“Book Lovers,” a subversive romantic comedy and bestselling novel from Emily Henry, is getting the feature film treatment.
Movie rights have been picked up by Tango, Lia Buman’s film and television development financier and producer. Sarah Hayward (“Girls,” “Modern Love”) is attached to write the script.
“Emily is a dominant force in the world of romantic comedy and we feel so lucky to bring to the screen a story that has already delighted so many on the page. The irreverent and whip smart writing delivers on classic romcom tropes while avoiding cliches, making it perfect for a cozy and refreshing adaptation,” Buman said.
The novel follows Nora, a cutthroat literary agent who, convinced by her sister to spend an August holiday in North Carolina, keeps running into Charlie, a bookish, brooding editor from the city. It would be a meet-cute if not for the fact that they’ve met many times and it’s never been cute. If Nora knows she’s not an ideal heroine, Charlie knows he’s nobody’s hero, but as they are thrown together again and again — in a series of coincidences no editor worth their salt would allow — what they discover might just unravel the carefully crafted stories they’ve written about themselves.
“I’m ecstatic to be teaming up with Sarah and Tango to bring ‘Book Lovers’ to life. My greatest hope for this project has always been to find a home for it among people who not only love, respect, and understand the romantic comedy genre, but also have that same love and respect for its audience,” Henry added. “The film couldn’t have landed in better hands. It’s going to be something special.”
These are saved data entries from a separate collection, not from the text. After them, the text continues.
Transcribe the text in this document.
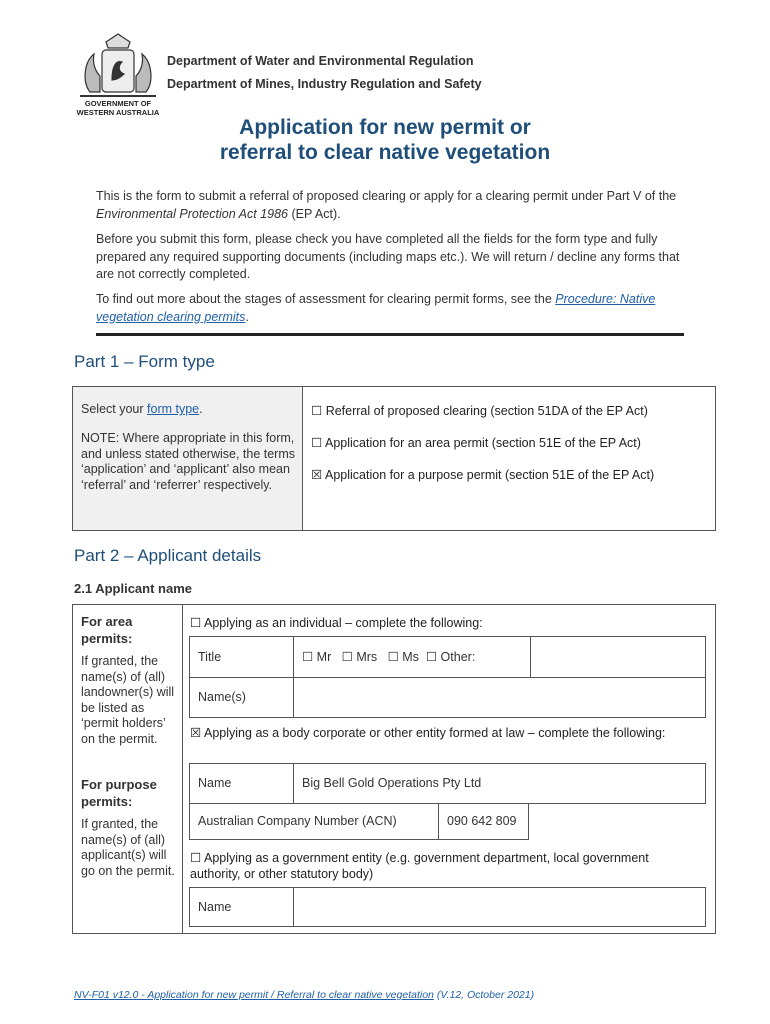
GOVERNMENT OF WESTERN AUSTRALIA
Department of Water and Environmental Regulation
Department of Mines, Industry Regulation and Safety
Application for new permit or
referral to clear native vegetation
This is the form to submit a referral of proposed clearing or apply for a clearing permit under Part V of the Environmental Protection Act 1986 (EP Act).
Before you submit this form, please check you have completed all the fields for the form type and fully prepared any required supporting documents (including maps etc.). We will return / decline any forms that are not correctly completed.
To find out more about the stages of assessment for clearing permit forms, see the Procedure: Native vegetation clearing permits.
Part 1 – Form type
Select your form type.
NOTE: Where appropriate in this form, and unless stated otherwise, the terms ‘application’ and ‘applicant’ also mean ‘referral’ and ‘referrer’ respectively.
☐ Referral of proposed clearing (section 51DA of the EP Act)
☐ Application for an area permit (section 51E of the EP Act)
☒ Application for a purpose permit (section 51E of the EP Act)
Part 2 – Applicant details
2.1 Applicant name
For area permits:
If granted, the name(s) of (all) landowner(s) will be listed as ‘permit holders’ on the permit.
For purpose permits:
If granted, the name(s) of (all) applicant(s) will go on the permit.
☐ Applying as an individual – complete the following:
Title	☐ Mr   ☐ Mrs   ☐ Ms  ☐ Other:
Name(s)
☒ Applying as a body corporate or other entity formed at law – complete the following:
Name	Big Bell Gold Operations Pty Ltd
Australian Company Number (ACN)	090 642 809
☐ Applying as a government entity (e.g. government department, local government authority, or other statutory body)
Name
NV-F01 v12.0 - Application for new permit / Referral to clear native vegetation (V.12, October 2021)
“Book Lovers” was published in 2022 by Berkley, an imprint of Penguin Random House. It has sold over one million copies in the U.S. Her previous work “People We Meet on Vacation” is currently being adapted into a feature by Brett Haley. Her next title, “Happy Place,” is slated for publication in April under Berkley.
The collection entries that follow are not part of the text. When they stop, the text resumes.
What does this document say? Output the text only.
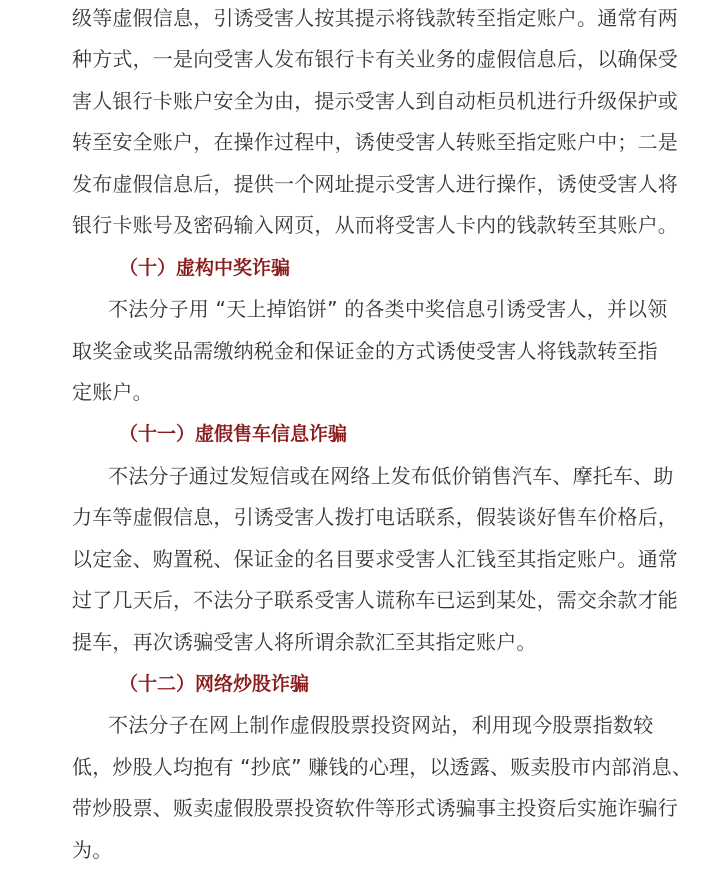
级等虚假信息，引诱受害人按其提示将钱款转至指定账户。通常有两
种方式，一是向受害人发布银行卡有关业务的虚假信息后，以确保受
害人银行卡账户安全为由，提示受害人到自动柜员机进行升级保护或
转至安全账户，在操作过程中，诱使受害人转账至指定账户中；二是
发布虚假信息后，提供一个网址提示受害人进行操作，诱使受害人将
银行卡账号及密码输入网页，从而将受害人卡内的钱款转至其账户。
（十）虚构中奖诈骗
不法分子用 “天上掉馅饼” 的各类中奖信息引诱受害人，并以领
取奖金或奖品需缴纳税金和保证金的方式诱使受害人将钱款转至指
定账户。
（十一）虚假售车信息诈骗
不法分子通过发短信或在网络上发布低价销售汽车、摩托车、助
力车等虚假信息，引诱受害人拨打电话联系，假装谈好售车价格后，
以定金、购置税、保证金的名目要求受害人汇钱至其指定账户。通常
过了几天后，不法分子联系受害人谎称车已运到某处，需交余款才能
提车，再次诱骗受害人将所谓余款汇至其指定账户。
（十二）网络炒股诈骗
不法分子在网上制作虚假股票投资网站，利用现今股票指数较
低，炒股人均抱有 “抄底” 赚钱的心理，以透露、贩卖股市内部消息、
带炒股票、贩卖虚假股票投资软件等形式诱骗事主投资后实施诈骗行
为。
Tango had a banner year with the release of its Oscar-nominated “Aftersun,” from breakout director Charlotte Wells and star Paul Mescal. “Shortcomings,” their latest production and Sundance Film Festival entry from director Randall Park, was acquired by Sony Pictured Classics out of this year’s festival.
Heyward is represented by UTA. Henry is represented by UTA and Root Literary.